FDA also asked patients to not use any other acetaminophen drug with Tylenol. It asked them to avoid alcohol, while using this medicine. It also asked patients to report any adverse effect of this drug.

It asked doctors to be careful with Tylenol dosage, while prescribing it. They should also make patients aware about risk of liver damage associated with it and precautions before using it. They should advise patients against alcohol consumption and ask them to report any adverse reaction. They should also report any adverse event.

In June 2011, it asked the manufacturer to recall a lot of Tylenol Extra Strength Caplets. McNeil Consumer Healthcare recalled one product lot of Tylenol Extra Strength Caplets in June 2011. This lot has 225 count bottles, which were distributed in the U.S.

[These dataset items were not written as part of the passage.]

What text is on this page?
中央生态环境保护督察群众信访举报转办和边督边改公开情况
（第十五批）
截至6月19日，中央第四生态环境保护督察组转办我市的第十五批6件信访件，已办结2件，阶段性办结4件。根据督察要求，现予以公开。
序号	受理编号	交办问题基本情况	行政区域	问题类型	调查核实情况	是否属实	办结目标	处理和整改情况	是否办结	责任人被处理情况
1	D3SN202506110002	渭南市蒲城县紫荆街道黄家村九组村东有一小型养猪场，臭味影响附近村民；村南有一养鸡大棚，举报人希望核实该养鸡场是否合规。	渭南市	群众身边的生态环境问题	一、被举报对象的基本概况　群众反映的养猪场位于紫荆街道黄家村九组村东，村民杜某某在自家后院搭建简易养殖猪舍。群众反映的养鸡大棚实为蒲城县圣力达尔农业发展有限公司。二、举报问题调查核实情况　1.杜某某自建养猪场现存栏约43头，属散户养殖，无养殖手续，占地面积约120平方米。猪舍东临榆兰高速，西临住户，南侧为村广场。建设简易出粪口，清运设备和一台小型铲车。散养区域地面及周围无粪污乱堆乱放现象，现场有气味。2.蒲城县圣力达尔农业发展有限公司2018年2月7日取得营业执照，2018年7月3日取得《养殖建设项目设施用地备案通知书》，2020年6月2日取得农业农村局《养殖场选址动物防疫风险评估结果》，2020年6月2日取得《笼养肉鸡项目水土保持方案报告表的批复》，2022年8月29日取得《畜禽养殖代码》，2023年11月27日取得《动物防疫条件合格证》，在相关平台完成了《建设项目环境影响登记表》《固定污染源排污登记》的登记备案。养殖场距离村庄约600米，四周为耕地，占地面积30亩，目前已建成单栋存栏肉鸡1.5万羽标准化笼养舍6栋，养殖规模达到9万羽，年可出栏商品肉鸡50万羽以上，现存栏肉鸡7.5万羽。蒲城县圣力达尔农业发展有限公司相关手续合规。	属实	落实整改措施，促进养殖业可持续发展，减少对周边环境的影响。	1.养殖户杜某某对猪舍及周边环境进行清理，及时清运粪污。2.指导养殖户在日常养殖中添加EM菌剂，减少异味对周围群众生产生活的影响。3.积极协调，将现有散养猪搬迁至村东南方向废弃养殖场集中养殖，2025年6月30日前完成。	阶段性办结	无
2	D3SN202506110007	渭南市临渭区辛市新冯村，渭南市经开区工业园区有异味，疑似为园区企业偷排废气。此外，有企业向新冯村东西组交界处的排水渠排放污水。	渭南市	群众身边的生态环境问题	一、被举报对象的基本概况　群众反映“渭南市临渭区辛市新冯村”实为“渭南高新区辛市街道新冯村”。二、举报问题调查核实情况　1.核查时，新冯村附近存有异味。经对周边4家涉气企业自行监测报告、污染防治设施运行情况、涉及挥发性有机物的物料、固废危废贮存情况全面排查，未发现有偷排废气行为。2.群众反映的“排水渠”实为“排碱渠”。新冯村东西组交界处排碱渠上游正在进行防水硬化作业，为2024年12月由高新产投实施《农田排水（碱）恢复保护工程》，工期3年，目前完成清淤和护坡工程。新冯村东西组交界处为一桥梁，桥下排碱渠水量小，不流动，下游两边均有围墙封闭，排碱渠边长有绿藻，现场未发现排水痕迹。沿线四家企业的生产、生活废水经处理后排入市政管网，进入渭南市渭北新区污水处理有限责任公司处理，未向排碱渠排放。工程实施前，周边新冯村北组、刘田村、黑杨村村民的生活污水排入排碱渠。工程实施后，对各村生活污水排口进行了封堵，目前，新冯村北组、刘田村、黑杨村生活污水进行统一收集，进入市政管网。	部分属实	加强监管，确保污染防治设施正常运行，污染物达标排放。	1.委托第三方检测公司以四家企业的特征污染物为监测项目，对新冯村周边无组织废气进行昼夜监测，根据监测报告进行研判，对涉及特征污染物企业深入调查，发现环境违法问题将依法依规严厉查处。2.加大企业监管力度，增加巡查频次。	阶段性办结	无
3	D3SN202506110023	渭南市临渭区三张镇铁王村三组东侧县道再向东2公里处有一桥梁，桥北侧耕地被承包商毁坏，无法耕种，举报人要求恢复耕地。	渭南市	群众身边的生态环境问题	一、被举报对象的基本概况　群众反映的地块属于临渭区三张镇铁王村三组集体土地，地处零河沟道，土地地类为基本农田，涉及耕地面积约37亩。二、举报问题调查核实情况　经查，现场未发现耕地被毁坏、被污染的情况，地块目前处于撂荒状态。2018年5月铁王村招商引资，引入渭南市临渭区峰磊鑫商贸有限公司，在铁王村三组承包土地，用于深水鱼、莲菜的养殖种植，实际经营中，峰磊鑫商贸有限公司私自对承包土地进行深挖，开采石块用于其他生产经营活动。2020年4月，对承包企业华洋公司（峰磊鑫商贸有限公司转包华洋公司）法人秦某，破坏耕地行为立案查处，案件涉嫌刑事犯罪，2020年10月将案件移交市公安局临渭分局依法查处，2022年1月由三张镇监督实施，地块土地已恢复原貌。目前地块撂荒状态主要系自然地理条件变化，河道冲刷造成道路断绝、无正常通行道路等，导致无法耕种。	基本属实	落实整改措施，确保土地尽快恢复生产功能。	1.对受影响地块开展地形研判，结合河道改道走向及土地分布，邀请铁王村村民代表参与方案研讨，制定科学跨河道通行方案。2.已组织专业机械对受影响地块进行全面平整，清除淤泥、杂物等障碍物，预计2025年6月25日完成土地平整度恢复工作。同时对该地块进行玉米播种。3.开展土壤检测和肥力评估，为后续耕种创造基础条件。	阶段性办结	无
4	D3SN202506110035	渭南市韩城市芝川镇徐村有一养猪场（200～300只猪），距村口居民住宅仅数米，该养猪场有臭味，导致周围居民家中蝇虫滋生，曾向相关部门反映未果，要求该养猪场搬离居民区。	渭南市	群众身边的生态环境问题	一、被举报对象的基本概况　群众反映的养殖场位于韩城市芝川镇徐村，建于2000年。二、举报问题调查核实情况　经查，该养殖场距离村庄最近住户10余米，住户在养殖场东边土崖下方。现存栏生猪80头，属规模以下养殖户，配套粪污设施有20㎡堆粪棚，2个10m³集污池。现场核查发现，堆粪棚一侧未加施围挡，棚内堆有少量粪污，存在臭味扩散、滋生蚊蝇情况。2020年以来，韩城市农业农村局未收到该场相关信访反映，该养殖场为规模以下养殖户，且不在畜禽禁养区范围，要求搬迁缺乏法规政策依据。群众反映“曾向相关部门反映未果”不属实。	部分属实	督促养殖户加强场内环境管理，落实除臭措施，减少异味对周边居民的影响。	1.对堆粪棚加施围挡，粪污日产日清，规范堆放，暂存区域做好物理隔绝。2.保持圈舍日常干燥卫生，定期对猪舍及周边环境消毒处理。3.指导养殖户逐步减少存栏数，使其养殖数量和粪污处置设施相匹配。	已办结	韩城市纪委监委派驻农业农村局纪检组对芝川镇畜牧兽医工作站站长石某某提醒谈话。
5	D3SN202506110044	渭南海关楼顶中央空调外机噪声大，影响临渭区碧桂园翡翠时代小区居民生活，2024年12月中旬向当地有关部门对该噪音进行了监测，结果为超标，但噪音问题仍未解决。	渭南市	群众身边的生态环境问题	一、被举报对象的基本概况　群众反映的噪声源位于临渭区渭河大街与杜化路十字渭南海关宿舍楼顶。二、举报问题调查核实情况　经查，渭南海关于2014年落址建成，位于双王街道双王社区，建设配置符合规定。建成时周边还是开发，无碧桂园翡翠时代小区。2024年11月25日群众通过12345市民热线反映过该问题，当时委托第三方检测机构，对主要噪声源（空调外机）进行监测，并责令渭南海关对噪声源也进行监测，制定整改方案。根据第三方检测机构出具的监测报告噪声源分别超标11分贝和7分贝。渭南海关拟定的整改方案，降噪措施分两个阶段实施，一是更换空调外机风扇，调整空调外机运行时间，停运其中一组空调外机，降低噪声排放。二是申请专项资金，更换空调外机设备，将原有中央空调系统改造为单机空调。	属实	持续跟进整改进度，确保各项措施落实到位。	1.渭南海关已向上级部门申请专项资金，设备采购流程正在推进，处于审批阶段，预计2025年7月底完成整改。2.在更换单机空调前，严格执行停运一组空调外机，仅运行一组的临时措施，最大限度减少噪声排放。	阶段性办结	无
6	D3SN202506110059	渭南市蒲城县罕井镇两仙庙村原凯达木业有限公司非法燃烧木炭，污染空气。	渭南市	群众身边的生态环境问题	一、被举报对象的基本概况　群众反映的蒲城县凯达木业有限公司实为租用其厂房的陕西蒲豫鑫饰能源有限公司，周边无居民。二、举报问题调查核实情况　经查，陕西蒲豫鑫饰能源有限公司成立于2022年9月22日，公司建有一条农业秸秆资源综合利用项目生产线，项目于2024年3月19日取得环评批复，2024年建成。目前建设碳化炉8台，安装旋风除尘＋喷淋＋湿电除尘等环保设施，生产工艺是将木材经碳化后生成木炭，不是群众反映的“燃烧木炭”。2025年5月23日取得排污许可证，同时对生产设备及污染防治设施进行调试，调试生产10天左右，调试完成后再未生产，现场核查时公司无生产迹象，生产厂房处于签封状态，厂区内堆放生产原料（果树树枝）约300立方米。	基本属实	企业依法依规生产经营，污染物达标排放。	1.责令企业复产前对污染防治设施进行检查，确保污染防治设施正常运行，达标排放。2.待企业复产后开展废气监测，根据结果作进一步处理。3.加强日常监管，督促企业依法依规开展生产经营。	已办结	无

This recall was a result of musty, moldy odor reports. It was linked to a chemical known as 2,4,6-tribromoanisole (TBA). TBA was not considered harmful but was said to generate a nasty odor. It could cause temporary and non-serious gastrointestinal symptoms.

Consumers were asked to stop taking medicine, if they have purchased Tylenol of the batch recalled. They were asked to contact McNeil Consumer Healthcare. Doctors and patients were asked to report any adverse event.